Species of butterfly

 Eurytides serville is a species of butterfly found in the Neotropical realm.

==Description==
Forewing with broad black cell-band, which runs obliquely from the costal margin to the marginal area, being united with the latter. In the forewing the first and send subcostal distally confluent with the costa, the second subcostal rarely free. No red or yellow band is present on the under surface of the hindwing. In E. s. acritus the spots on head and breast small, also the yellowish lateral stripe of the abdomen reduced, these markings sometimes absent; cell of the hindwing usually without blackish streaks.
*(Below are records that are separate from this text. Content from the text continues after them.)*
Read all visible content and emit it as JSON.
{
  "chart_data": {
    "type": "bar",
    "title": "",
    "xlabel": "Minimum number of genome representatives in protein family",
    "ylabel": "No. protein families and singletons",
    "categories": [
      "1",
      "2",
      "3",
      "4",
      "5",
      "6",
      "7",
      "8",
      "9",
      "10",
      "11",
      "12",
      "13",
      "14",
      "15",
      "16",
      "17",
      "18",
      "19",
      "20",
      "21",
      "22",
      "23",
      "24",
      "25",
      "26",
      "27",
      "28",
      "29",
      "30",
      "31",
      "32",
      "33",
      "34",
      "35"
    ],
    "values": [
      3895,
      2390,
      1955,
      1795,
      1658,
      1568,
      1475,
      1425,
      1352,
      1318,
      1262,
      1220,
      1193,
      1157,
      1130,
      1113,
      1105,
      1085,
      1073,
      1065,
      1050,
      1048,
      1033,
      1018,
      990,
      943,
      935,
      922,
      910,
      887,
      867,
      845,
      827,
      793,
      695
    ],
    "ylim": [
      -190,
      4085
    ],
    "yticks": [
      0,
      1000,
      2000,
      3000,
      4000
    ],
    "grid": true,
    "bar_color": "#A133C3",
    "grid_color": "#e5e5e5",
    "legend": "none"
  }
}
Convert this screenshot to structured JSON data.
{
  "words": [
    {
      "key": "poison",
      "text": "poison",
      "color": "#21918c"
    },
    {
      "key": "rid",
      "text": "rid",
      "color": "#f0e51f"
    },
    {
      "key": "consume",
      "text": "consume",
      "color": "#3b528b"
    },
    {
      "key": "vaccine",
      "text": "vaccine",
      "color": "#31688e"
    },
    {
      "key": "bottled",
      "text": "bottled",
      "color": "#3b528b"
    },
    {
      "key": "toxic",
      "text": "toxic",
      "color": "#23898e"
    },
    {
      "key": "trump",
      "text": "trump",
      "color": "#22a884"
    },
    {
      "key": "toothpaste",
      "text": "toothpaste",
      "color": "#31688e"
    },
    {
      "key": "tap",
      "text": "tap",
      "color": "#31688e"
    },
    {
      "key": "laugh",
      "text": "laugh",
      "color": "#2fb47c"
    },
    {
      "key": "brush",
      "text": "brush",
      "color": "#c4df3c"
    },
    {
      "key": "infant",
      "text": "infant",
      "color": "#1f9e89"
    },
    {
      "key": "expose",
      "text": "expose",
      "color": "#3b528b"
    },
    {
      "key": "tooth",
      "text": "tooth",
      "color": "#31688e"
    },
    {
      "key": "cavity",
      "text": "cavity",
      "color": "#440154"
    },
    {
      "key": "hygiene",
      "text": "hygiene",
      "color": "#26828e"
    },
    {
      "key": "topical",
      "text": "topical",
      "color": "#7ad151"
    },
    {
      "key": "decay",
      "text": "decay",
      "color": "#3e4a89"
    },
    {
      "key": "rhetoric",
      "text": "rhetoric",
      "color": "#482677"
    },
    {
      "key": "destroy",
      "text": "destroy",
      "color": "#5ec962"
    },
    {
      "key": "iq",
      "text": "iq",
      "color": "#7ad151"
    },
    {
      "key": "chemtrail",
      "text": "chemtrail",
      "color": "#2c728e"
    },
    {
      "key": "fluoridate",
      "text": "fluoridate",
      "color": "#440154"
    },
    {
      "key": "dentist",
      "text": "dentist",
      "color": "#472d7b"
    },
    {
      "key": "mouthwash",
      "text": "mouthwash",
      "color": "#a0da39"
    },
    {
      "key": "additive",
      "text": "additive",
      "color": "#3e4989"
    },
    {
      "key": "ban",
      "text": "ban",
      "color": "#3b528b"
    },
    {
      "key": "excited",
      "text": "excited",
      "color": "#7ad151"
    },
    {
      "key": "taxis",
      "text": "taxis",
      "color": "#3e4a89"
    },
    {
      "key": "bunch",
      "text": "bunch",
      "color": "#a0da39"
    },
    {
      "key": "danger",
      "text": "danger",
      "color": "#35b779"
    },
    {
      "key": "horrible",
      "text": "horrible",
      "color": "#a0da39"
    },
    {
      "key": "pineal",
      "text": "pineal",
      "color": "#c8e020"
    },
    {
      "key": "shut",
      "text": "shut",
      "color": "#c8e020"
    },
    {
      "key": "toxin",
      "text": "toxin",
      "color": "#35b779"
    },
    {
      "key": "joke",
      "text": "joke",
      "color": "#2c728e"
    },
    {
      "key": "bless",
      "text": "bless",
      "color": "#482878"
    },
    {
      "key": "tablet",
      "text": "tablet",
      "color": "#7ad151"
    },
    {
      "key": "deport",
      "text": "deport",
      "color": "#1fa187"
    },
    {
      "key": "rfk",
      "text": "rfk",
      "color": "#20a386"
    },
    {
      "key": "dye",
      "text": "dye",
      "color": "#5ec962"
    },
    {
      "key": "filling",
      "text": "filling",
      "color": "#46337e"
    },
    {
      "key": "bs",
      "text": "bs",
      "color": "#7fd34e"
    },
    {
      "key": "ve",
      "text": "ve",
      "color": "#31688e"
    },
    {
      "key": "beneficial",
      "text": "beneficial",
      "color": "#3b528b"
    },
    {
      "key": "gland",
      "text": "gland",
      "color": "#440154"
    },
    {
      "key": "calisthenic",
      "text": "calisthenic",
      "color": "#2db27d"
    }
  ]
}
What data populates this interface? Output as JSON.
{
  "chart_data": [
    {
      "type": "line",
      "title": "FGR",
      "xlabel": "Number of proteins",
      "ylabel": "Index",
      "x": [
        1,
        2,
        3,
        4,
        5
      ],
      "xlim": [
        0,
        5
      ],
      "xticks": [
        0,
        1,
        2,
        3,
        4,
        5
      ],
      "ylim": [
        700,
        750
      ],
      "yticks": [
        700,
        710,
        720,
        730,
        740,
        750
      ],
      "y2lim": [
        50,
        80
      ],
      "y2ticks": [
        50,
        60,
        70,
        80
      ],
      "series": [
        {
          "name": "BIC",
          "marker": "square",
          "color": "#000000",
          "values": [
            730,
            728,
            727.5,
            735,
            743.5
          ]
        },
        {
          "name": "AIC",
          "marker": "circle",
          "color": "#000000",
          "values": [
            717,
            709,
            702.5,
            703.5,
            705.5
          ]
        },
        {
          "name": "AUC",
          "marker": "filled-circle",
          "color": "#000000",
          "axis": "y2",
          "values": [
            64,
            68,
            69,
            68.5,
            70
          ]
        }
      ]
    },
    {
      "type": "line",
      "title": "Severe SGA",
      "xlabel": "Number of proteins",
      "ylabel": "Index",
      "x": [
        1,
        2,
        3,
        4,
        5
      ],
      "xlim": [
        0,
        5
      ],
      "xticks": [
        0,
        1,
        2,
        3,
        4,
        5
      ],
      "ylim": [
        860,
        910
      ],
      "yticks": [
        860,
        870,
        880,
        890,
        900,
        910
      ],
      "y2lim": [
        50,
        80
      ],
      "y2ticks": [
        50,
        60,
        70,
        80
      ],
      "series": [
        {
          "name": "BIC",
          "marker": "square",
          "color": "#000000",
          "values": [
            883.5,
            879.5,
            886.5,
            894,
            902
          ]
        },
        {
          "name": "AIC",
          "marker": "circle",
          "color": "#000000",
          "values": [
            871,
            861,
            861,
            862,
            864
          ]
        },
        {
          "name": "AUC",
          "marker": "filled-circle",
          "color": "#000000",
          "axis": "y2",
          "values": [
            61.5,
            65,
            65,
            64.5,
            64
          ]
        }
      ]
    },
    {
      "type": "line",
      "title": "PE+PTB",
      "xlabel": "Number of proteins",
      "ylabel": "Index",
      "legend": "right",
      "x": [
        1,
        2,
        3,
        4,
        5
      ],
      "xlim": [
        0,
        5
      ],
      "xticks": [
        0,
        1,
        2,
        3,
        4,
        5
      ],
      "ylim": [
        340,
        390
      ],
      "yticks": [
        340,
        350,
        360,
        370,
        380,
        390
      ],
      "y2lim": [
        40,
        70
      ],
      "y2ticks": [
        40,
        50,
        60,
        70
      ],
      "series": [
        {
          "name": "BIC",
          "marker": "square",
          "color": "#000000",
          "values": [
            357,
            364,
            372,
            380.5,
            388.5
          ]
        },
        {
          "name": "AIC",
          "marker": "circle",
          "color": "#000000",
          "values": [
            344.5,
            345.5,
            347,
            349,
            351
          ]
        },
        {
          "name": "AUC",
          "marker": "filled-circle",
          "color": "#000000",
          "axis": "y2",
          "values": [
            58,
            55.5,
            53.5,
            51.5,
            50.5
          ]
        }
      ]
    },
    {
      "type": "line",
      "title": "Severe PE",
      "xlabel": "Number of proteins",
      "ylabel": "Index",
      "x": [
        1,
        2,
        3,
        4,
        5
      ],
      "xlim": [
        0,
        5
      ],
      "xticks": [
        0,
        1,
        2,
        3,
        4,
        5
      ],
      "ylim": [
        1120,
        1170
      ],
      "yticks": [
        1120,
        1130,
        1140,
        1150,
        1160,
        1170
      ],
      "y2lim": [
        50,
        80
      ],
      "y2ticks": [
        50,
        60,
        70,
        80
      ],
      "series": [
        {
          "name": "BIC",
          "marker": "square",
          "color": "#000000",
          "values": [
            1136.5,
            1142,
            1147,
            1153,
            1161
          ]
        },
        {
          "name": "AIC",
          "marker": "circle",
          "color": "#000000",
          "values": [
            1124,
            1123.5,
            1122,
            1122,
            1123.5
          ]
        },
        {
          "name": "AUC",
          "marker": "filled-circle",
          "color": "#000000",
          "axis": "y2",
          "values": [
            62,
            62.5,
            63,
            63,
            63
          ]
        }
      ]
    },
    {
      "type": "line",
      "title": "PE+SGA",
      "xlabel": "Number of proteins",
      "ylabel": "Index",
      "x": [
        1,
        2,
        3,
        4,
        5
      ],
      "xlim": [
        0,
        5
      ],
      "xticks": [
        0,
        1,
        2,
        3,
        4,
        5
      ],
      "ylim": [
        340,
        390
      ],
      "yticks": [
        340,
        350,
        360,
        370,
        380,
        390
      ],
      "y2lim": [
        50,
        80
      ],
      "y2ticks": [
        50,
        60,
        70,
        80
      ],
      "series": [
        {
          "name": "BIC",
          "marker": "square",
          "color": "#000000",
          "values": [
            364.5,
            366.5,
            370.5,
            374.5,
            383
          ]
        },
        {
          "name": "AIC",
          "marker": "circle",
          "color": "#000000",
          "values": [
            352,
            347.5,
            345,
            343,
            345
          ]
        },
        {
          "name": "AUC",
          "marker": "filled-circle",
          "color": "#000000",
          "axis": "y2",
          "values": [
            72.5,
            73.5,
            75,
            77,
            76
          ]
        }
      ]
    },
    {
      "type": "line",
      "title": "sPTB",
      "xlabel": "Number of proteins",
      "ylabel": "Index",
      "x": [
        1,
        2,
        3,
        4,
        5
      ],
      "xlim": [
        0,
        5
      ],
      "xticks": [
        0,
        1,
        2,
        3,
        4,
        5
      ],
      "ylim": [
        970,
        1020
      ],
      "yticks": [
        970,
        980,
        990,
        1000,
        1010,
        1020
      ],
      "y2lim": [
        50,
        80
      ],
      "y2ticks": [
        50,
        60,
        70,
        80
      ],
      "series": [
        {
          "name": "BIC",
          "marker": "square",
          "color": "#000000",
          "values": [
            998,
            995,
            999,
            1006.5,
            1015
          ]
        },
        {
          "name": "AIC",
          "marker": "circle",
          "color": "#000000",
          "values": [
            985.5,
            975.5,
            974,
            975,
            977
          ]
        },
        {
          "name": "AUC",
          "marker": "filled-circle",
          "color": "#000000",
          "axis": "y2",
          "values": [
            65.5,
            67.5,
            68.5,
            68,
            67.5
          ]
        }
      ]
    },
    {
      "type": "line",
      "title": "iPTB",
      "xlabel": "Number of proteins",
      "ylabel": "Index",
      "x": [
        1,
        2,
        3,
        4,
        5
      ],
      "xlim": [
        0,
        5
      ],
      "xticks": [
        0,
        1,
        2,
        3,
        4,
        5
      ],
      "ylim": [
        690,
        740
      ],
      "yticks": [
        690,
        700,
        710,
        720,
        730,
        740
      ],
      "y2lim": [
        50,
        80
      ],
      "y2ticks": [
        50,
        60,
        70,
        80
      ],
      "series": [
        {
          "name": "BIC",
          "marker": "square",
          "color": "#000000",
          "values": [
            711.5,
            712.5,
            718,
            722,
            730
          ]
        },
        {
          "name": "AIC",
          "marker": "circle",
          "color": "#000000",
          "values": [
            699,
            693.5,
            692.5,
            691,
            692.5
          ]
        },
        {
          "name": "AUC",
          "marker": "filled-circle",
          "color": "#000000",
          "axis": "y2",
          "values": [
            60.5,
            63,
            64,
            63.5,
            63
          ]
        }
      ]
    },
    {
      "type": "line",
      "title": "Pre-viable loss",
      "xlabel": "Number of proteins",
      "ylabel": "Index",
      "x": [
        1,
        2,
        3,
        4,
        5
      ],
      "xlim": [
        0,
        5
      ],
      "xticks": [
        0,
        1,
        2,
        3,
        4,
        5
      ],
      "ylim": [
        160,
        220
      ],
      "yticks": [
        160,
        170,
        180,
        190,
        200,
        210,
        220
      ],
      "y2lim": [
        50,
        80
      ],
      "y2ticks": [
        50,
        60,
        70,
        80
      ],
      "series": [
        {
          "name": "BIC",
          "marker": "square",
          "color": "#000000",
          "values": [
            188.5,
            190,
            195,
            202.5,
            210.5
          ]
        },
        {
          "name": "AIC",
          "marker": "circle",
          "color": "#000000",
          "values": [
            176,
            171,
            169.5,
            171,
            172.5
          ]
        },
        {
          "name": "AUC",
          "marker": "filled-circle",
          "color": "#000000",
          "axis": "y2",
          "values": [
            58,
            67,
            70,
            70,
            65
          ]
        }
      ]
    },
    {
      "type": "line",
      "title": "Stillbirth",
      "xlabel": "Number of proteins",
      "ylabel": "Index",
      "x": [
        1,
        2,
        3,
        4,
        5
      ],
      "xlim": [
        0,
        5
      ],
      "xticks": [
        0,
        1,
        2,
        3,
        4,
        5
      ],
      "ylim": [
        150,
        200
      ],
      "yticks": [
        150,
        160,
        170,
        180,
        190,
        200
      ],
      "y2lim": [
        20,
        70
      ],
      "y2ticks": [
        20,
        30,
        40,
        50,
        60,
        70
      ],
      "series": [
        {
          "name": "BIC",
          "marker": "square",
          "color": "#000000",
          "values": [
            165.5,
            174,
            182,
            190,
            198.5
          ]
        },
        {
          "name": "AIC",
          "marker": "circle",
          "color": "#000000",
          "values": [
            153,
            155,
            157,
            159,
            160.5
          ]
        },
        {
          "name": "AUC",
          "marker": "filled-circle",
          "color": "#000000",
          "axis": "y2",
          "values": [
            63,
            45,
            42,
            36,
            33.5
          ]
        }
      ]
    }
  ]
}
E. s. serville spots on breast and head always present, abdomen with two yellowish stripes on each side, of which the upper one is broad; cell-streaks of the forewing distinct, the subapical area of the cell always shaded with brown; the pale patches before the margin of the hindwing, on the under surface, more distinct than in E. s. acritus.

==Subspecies==
- E. s. serville (southern Colombia, Peru, Bolivia, Ecuador: Rio Napo, Loja)
- E. s. acritus (Rothschild & Jordan, 1906) (Colombia: east Cordillera, north-western Venezuela: Tachira, Mérida)

==Status==
Common. No known threats.

==Taxonomy==
Possibly conspecific with Eurytides columbus.